The green zone is the low pollution zone
## Combined plot of Pollution zone
Boston+geom_point(aes(x=LON,y=LAT,size=NOX),alpha=0.1,colour="#FF3300",
data=AirPollution_abovemean)+
geom_point(aes(x=LON,y=LAT,size=NOX),colour="#99CC00",
data=AirPollution_belowmean)
## Warning: Removed 1 rows containing missing values (geom_point).
## Pollution Zone # Area with High and low NOX emission level
## Create the density plot for the high Pollution zone
High_NOX<-stat_density2d(aes(x=LON,y=LAT,fill=..level..,alpha=..level..),
size=3,bins=8,data=AirPollution_abovemean,
geom='polygon')
Boston+scale_fill_continuous(guide = guide_legend(title = "Zone Level"))+High_NOX
## Create the density plot for the low Pollution zone
Low_NOX<-stat_density2d(aes(x=LON,y=LAT,fill=..level..,alpha=0.1),colour="#66CC66",
size=3,bins=3,data=AirPollution_belowmean,
geom='polygon')
Boston+scale_fill_continuous(guide = guide_legend(title = "Zone Level"))+Low_NOX
## Combine both zone
CZ<-Boston+scale_fill_continuous(guide = guide_legend(title = "Zone Level"))+High_NOX+Low_NOX
CZ
## Warning: Removed 1 rows containing non-finite values (stat_density2d).
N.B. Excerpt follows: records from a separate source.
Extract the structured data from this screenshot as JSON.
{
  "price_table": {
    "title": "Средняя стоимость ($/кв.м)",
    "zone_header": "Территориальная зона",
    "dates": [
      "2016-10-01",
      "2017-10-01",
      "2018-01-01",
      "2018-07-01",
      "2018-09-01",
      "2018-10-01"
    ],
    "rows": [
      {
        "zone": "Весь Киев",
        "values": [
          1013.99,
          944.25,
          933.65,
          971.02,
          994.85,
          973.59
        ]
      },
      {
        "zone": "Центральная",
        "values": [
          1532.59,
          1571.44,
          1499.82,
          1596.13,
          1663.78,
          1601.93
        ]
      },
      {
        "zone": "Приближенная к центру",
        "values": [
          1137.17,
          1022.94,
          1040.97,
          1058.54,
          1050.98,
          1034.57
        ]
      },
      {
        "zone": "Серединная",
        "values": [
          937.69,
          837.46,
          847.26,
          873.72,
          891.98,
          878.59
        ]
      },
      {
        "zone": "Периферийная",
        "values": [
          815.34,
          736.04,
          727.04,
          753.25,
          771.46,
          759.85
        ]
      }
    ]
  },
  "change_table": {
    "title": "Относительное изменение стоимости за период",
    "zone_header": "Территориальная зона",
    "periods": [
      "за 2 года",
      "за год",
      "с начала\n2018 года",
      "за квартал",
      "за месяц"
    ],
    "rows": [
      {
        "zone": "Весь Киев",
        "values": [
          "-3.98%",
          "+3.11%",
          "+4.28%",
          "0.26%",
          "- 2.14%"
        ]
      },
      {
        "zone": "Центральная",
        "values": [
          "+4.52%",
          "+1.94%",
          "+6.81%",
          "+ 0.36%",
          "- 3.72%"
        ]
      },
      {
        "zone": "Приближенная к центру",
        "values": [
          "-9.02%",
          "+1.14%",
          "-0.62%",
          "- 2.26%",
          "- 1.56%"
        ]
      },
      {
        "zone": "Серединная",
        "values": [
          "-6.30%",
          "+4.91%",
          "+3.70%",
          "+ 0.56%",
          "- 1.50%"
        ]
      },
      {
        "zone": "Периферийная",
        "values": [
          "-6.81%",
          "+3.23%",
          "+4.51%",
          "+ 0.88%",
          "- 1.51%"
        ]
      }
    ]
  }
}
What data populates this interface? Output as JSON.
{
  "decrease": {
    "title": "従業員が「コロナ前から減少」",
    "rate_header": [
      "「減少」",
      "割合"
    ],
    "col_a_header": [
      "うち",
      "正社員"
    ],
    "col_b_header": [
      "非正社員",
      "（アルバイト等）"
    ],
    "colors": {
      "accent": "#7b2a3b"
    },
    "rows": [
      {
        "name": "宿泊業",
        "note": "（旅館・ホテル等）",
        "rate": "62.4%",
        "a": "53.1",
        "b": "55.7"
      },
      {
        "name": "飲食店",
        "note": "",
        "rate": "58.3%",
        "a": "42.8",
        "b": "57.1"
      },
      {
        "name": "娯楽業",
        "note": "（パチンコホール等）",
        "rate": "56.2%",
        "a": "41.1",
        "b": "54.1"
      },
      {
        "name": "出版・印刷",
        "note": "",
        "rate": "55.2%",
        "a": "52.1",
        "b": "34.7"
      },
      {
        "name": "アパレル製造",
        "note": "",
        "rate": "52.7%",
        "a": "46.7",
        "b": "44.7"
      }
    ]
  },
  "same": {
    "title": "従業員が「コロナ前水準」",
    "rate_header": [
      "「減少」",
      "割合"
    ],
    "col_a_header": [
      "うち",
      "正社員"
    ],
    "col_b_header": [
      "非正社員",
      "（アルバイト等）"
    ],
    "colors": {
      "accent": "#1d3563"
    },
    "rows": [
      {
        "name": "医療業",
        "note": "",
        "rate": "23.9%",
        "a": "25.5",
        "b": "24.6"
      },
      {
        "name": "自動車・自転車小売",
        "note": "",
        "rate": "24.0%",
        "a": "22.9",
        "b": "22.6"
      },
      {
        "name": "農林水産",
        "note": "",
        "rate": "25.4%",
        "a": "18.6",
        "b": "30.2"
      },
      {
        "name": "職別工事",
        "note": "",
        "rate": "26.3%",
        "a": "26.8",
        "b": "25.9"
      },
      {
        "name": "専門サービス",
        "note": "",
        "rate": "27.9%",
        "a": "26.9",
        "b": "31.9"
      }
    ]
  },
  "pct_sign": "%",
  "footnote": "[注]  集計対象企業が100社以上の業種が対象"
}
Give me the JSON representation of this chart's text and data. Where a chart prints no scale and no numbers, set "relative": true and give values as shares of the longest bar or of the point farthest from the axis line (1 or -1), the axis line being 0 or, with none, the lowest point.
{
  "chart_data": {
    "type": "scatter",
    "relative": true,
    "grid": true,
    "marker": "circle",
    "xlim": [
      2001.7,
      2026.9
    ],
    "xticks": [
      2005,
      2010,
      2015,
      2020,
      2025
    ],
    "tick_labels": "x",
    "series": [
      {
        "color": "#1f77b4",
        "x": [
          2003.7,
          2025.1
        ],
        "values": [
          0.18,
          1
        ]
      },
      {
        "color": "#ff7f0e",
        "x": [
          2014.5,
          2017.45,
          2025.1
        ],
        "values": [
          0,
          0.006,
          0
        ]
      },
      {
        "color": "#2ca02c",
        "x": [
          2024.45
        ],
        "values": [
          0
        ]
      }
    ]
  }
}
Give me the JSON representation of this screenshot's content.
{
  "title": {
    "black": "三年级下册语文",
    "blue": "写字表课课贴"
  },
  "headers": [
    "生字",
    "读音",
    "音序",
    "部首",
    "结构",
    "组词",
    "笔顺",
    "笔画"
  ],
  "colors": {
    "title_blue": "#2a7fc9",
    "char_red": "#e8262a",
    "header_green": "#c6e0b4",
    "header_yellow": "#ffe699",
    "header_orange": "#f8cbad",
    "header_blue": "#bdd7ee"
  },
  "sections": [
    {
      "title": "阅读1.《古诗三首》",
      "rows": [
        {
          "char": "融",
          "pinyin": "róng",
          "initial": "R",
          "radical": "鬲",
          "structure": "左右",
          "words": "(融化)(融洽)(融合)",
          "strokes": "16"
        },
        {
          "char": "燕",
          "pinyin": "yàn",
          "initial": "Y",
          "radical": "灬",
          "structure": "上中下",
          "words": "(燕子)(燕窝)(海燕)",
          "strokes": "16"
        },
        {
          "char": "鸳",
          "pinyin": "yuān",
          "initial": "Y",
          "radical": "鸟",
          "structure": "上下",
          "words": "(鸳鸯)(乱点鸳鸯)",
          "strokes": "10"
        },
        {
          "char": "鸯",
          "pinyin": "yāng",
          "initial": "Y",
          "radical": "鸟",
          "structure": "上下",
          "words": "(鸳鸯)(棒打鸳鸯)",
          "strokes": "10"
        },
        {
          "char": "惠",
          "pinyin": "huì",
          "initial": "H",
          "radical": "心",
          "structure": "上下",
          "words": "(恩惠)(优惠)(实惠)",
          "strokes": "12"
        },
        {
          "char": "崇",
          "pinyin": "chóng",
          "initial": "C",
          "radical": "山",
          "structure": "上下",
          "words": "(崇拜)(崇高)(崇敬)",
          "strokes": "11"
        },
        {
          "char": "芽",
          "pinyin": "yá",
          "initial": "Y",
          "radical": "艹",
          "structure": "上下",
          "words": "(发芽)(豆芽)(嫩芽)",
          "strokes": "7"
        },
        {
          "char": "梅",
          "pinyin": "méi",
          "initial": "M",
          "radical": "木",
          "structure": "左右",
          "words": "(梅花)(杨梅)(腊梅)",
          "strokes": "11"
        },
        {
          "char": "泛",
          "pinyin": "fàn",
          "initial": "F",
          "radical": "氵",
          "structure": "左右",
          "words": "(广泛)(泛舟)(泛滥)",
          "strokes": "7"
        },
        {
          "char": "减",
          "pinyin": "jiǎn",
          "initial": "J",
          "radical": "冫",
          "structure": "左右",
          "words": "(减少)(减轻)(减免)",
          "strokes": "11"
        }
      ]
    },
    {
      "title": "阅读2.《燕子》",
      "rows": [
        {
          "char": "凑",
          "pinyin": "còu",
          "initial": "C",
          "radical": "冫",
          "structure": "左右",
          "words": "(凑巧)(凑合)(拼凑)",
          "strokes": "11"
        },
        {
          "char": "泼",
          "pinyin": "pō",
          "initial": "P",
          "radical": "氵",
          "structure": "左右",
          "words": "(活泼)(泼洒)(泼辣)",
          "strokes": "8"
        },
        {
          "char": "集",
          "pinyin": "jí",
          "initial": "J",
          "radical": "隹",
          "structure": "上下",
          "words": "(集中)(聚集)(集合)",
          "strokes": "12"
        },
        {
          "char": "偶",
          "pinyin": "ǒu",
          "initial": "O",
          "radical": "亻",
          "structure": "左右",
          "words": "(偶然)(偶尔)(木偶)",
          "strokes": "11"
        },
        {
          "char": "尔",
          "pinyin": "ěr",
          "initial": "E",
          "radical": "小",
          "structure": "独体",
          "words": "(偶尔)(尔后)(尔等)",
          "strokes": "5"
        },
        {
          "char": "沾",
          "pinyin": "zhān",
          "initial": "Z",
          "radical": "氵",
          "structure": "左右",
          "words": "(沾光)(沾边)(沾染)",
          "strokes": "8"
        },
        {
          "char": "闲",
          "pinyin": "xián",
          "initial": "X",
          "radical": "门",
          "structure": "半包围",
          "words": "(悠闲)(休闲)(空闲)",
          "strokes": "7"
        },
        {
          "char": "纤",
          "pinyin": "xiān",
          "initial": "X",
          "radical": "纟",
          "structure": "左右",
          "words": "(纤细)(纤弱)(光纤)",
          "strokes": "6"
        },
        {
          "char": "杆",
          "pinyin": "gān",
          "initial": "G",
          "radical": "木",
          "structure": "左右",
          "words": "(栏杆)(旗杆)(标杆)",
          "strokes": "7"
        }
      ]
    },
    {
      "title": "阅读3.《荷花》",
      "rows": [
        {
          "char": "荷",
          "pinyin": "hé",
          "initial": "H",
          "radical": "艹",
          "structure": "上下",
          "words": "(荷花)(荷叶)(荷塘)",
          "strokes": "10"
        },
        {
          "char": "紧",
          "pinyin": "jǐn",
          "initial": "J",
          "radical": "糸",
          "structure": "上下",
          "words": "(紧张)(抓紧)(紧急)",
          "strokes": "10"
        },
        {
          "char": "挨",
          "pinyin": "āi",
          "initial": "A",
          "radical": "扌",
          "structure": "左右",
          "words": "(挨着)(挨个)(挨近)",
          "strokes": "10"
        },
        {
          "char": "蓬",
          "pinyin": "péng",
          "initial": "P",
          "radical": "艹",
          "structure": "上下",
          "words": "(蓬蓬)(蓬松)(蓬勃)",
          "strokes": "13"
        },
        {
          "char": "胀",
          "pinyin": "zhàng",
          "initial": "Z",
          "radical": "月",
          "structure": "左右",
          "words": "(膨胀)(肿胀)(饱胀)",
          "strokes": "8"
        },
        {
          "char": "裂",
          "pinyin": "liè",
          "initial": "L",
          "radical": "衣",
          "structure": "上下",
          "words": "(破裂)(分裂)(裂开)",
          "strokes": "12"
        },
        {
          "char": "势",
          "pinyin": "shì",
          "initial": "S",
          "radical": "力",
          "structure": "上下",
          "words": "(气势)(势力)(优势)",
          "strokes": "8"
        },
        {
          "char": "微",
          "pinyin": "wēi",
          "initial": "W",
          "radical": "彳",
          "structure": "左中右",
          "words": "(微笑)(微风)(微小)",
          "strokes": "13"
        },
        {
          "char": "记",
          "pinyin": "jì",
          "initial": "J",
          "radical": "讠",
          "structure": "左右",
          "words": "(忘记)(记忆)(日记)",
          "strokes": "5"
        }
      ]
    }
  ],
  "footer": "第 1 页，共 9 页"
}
## Warning: Removed 1 rows containing non-finite values (stat_density2d).
## Plot the Property Value for the Greater Boston City Here we will plot the property value for the entire Boston city and we will see the different valuation in two different zones of Pollution.
combined_df<-rbind(AirPollution_belowmean,AirPollution_abovemean)
## Plot the valuation of property for both the zone
CZ+geom_point(aes(x=LON,y=LAT,size=Price),
data=combined_df,colour="#990099",alpha=0.18)+scale_fill_continuous(guide = guide_legend(title = ""))
## Scale for 'fill' is already present. Adding another scale for 'fill',
## which will replace the existing scale.
## Warning: Removed 1 rows containing non-finite values (stat_density2d).
## Warning: Removed 1 rows containing missing values (geom_point).
There are other style of map in ggmap(). Please check the other maps by using the below commands,
Longest form
You can use the same data set and plot it on the differnt style of map. Remember each style has it own purpose. For instance, you can use the Indus and ZN parameter in #stamen style to better understand the industrial zone of the Boston city.